Monday, October 1, 2007

Suicide is Painless

Hazaah my temper has returned! Destroyed yet another headset while playing BF2....damn thing's need to be made tougher I swear, I seriously didn't slam it into the ground as hard as I could or anything...really.....stupid fucking plastic piece of ...so...um...yea for those of you who have not yet noticed my latest away message, I've become obsessed with it....you all know it, but I garuntee you not one of you fuckers knows the words so read up...and for those in doubt...hum it to yourself....you should recognize it as the MASH theme.....aka "Suicide is Painless", dig it.

----------------
Now playing: Breaking Benjamin - Had Enough
via FoxyTunes

Suicide By Alcohol

Life is a farce, I'll spare you the details and save you from the bullshit. Bottom line is we're all just living to die while dying to live, I for one have simply had about enough. There's nothing to live for and nowhere to go, nothing to see and nothing to tell and I'm growing more & more frustrated with each passing day. So I've decided to kill myself, slowly, after years of intensive alcohol abuse, who wants to end it with me?

Sunday, September 30, 2007

Before I Go

It seems the only one that wants me is one I dare not want, and despite my attempt to not give a shit I find myself feeling sad & alone, unable to satisfy the most basic needs of human interaction. So I'm giving myself a deadline, quite literally in this case. Should things not be looking up within a month, drastic measures shall be taken to prevent them from ever looking anywhere.

Monday, September 24, 2007

Fucking Nubs



This somehow manages to be funny, sad, pathetic and just plain fucking not cool.

Yes, this is idiots breaking into a warehouse...and stealing Halo 3 before you can legally buy it, fucking nubs.
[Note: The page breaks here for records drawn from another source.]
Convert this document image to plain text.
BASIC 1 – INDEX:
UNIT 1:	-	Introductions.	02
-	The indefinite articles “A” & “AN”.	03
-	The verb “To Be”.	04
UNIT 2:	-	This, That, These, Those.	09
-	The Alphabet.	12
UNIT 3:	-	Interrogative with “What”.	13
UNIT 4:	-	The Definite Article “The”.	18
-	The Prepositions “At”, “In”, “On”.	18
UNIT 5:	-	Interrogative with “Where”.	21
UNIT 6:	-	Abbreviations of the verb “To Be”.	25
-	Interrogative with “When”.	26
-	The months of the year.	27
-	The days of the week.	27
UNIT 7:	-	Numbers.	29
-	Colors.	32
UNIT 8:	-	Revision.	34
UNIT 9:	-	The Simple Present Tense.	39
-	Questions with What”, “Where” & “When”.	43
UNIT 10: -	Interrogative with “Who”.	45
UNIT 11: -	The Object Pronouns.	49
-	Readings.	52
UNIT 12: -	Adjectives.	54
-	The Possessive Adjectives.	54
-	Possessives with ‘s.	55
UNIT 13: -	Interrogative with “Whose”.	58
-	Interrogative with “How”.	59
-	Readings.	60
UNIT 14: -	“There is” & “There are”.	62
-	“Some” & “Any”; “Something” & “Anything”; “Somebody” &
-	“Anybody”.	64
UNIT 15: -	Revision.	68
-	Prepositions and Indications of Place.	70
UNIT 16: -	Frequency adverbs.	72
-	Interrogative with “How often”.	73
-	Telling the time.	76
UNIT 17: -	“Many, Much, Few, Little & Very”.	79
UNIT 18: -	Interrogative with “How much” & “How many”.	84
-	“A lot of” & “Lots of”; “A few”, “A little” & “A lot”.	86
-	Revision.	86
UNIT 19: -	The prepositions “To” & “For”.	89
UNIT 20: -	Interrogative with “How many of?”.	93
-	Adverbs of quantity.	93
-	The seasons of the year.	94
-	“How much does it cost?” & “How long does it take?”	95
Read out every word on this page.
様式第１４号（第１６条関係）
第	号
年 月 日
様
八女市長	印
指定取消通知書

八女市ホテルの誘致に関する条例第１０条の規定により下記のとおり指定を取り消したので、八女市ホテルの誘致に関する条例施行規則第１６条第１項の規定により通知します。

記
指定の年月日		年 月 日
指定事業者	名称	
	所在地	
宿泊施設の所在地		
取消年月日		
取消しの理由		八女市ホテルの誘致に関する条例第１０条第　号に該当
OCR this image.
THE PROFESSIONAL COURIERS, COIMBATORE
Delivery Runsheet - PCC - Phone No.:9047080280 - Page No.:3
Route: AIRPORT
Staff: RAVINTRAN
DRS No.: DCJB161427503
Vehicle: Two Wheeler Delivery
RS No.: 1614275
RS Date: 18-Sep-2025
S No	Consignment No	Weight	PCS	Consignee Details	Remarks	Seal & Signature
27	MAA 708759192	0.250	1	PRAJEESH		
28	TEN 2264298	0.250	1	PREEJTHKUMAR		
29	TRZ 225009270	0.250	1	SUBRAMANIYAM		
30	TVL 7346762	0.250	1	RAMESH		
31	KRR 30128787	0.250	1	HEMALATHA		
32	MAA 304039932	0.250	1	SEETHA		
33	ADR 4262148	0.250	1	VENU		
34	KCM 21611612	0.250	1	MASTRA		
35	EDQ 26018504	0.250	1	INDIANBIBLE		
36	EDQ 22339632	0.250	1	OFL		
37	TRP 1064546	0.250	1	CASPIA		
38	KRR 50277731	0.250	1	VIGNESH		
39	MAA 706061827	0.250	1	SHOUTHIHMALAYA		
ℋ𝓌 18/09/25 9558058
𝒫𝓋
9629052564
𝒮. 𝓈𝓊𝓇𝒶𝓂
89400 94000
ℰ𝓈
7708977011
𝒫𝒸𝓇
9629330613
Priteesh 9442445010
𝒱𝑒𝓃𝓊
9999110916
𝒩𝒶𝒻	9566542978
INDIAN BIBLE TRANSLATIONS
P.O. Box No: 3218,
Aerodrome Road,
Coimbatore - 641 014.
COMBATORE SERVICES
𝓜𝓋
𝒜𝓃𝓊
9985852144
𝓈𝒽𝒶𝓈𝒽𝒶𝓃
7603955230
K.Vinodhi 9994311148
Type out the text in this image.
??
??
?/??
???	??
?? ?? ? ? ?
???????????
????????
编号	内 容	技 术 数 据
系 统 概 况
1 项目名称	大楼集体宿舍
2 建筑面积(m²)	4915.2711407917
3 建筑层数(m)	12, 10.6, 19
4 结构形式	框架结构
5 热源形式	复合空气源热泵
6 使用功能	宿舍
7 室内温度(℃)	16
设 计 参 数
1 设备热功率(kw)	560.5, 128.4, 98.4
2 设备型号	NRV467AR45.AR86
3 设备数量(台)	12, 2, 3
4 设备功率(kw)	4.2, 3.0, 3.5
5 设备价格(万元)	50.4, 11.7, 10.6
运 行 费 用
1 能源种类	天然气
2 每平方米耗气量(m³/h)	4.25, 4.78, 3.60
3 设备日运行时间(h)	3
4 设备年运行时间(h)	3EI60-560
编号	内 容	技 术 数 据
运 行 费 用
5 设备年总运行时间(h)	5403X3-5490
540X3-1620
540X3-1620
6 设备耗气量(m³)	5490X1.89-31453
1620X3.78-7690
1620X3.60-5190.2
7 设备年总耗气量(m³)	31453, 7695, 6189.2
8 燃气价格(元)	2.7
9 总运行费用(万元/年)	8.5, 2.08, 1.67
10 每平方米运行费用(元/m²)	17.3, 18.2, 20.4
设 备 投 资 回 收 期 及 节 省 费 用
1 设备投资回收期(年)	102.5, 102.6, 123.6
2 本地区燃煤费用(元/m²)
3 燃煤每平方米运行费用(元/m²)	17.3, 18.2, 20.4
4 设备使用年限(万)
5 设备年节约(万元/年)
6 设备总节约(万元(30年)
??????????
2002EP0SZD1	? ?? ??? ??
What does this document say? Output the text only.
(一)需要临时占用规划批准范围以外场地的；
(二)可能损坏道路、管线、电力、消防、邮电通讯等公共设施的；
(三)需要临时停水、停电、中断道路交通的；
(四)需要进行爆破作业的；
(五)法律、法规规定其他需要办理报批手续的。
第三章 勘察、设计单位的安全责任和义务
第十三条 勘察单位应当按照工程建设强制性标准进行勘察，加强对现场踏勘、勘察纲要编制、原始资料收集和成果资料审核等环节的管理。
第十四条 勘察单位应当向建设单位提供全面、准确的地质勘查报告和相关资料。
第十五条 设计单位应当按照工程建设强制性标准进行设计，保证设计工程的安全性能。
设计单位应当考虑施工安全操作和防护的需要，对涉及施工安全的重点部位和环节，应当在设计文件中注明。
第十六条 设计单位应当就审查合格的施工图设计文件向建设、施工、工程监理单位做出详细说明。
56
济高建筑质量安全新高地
Tuesday, September 18, 2007

I Feel So Raped

So I've discovered the truth I've said time & time again, but somehow always doubted. I'm damaged goods. Battered & Broken, Misused & Abused. I can run through the motions, say all the right things at exactly the right time, but I'll never again mean them. Oddly enough at one point this would have saddened me, it seems however I've become numb to this now too. It's no big deal anyway, it's not like I'm actually the type to sit around stuck to some ball & chain so I guess there's no real loss to anyone. It's not like I could ever trust anyone enough to let them inside, so I guess in a way this is just saving some poor girl the frustration of trying to get close to me. Lucky her.

Dead On.

Seether - Fake It

Whose to know if your soul will fade at all
The one you sold to fool the world
You lost your self-esteem along the way
Good god, you're coming up with reasons
Good god, you're dragging it out
Good god, it's the changing of the seasons
I feel so raped, so follow me down

Fake it if your out of direction
Fake it if you don't belong
Fake it if you feel like infection
Whoa, your such a fucking hypocrite

You should know that the lies won't hide your flaws
No sense in hiding all of yours
You gave up on your dreams along the way
Good god, you're coming up with reasons
Good god, you're dragging it out
Good god, it's the changing of the seasons
I feel so raped, so follow me down and just...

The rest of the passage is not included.